Por: Javier H. Murillo.
En Revista Arcadia.
“Mientras pensaba en su destino, a Leoncio le llegó la hora de ponerse a trabajar” L. Fayad
Leoncio, el protagonista de los 34 relatos de Un espejo después, es un tipo ordinario y discreto. Vive solo en un apartamento que aunque pequeño es cómodo y se adapta perfectamente a sus sencillas necesidades. Es más bien tímido; callado pero perceptivo. Un empleado, probablemente un contador, que para ir a su trabajo toma a diario el bus en el paradero. Y es sociable, a pesar de que no tiene muchos amigos: puede sin problema mantener relaciones cordiales con sus compañeros de trabajo o despreciar a alguno de ellos en silencio.
Como todos, siente que avanza cuando camina, que cada cosa está en su sitio y que el tiempo se mueve en línea recta. No siempre, sin embargo. En ocasiones, si se fija bien, se da cuenta de que se le rompen el tiempo y el espacio, y de que por las grietas se filtran y se superponen todos indistintamente: aquí y allá; después, ahora y atrás. Es de ese modo que se reencuentra, a través del espejo, con su antigua prometida, que lo saluda y le pregunta, cordial, por su vida de los últimos años. O como logra ser al mismo tiempo el adulto y el niño que se miran de un lado al otro de la calle; hablar con su sombra o atravesar despierto por sus sueños.
Así, la lectura de este libro de relatos cortos, cortísimos —hay uno de dos líneas, el del epígrafe, y ninguno tiene dos cuartillas— es literatura fantástica tanto como simple mímesis de la vida corriente. Literatura fantástica, porque situaciones perfectamente verosímiles le explotan al lector en la mano cuando ocurre el giro maravilloso. Y mímesis, bueno, porque vamos convencidos de que todo está bien, de que somos amos y señores hasta cuando de entre las fisuras de la convenida realidad —es decir de las certezas personales— se asoma el vértigo y, eventualmente, la tragedia; puro objetivismo cotidiano.
Tal vez sea por eso que estos relatos deben leerse despacio, con ida y vuelta: hacia la mitad tenemos que regresar al principio de cada historia para confirmar, como con un parpadeo, que no estamos siendo engañados por nuestros sentidos.
Para bien de la literatura colombiana, el escritor Luis Fayad tiene mucho de Leoncio. Durante más de cuarenta años de actividad literaria, el autor de Un espejo después (1995) ha publicado solamente cuatro novelas: Los parientes de Ester (1978), Compañeros de viaje (1991), La caída de los puntos cardinales (2000) y Testamento de un hombre de negocios (2004).

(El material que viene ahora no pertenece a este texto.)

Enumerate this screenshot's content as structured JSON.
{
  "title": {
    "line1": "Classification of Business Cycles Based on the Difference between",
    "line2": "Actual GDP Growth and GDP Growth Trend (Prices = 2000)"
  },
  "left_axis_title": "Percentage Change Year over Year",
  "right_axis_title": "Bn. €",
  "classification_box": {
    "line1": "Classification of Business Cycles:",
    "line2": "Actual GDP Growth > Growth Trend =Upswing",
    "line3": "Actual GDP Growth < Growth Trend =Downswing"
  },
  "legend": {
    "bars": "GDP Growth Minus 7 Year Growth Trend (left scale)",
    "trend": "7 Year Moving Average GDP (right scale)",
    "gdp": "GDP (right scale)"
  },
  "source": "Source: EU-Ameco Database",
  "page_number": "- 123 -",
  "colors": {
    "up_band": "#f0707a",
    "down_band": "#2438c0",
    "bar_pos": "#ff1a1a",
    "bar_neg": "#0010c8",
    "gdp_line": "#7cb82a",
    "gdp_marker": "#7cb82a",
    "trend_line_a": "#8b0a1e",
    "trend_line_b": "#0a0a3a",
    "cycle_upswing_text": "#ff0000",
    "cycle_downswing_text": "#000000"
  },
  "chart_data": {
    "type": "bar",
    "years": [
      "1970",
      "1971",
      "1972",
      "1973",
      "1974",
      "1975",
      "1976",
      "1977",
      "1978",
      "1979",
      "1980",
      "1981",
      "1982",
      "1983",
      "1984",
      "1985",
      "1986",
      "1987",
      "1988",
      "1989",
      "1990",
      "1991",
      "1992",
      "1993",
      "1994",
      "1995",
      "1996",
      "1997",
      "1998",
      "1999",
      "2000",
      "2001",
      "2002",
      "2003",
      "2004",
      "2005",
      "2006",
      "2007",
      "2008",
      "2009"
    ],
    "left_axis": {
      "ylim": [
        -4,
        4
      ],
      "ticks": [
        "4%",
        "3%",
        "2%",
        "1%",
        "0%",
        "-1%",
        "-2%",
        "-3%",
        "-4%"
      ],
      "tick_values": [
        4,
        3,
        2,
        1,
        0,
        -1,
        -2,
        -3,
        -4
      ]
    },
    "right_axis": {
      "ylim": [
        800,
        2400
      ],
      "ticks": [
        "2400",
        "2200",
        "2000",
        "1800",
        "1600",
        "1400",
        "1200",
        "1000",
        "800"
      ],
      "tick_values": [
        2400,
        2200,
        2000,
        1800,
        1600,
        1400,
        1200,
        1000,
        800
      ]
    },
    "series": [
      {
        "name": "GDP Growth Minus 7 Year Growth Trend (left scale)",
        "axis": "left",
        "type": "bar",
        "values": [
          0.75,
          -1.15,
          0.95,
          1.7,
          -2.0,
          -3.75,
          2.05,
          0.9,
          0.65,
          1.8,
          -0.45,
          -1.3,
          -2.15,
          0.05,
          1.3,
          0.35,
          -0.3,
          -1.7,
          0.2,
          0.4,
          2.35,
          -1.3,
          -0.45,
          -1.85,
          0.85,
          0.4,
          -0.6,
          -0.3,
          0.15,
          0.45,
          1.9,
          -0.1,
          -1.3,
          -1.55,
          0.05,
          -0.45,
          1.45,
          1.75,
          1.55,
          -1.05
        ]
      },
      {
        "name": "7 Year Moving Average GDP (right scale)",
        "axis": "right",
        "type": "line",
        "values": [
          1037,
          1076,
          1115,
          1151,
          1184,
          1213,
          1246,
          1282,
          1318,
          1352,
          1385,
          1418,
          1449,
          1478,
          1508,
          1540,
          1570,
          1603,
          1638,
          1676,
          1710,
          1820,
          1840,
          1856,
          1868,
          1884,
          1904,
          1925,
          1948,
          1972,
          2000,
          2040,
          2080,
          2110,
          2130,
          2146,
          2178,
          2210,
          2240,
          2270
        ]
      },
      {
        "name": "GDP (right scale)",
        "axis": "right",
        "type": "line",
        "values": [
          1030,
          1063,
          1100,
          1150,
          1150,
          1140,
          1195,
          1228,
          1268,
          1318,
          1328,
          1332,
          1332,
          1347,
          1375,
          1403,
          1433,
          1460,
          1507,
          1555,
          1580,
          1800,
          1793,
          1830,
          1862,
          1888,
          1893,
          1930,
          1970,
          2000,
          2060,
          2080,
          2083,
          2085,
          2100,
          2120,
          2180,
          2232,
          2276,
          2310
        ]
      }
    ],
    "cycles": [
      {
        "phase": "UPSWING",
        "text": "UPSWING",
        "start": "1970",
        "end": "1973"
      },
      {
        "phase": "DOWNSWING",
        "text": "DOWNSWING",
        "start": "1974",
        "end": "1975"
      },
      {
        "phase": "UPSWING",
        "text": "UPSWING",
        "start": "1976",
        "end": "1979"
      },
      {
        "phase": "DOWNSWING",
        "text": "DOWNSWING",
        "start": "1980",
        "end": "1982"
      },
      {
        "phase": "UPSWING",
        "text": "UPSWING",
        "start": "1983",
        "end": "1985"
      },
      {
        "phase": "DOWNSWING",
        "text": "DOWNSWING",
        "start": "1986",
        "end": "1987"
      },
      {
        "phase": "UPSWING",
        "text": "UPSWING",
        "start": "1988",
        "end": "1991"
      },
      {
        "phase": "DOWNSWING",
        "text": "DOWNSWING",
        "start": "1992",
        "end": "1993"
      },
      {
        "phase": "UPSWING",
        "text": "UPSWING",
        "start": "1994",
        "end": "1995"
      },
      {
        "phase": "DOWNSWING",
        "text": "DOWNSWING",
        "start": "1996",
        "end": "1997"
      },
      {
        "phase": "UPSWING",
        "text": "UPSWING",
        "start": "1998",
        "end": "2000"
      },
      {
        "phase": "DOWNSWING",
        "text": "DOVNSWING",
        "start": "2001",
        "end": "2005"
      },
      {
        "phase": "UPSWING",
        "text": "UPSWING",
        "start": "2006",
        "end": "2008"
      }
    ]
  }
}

Lo justo para un escritor más bien lacónico que se las ha arreglado para saber mirar y contar, con algo de desesperanza y de sobriedad definitiva, ciertos rasgos íntimos de un país en el que no vive desde 1975.
Tiene Fayad la habilidad de crear, con la gracia y la contundencia de Monterroso, pero de manera más discreta, más serena, personajes anodinos pero algo simpáticos; caracteres diáfanos y por momentos devastadores —un poco como el Marcovaldo de Italo Calvino—, que son testigos de sucesos inesperados como los que pueden encontrarse en las ficciones de Borges o los relatos de Julio Cortázar.
Fayad escribe sin duda menos páginas que otros escritores colombianos, pero obras tan limpias y tan bien medidas como Los parientes de Ester —una novela redonda y perfectamente articulada— o Un espejo después lo hacen uno de los escritores imprescindibles de este país. Uno de esos para los que los ejercicios de pensar y de escribir van de la mano, y son asunto serio.
Felizmente, esta colección de relatos (editado inicialmente en 1995 por El Áncora Editores y después por la casa editorial El Tiempo, en el 2003) encontró esta vez una más que decorosa edición que está sin duda a la altura del texto: sobria, cuidada y amable. Respetuosa con el escritor y con el lector.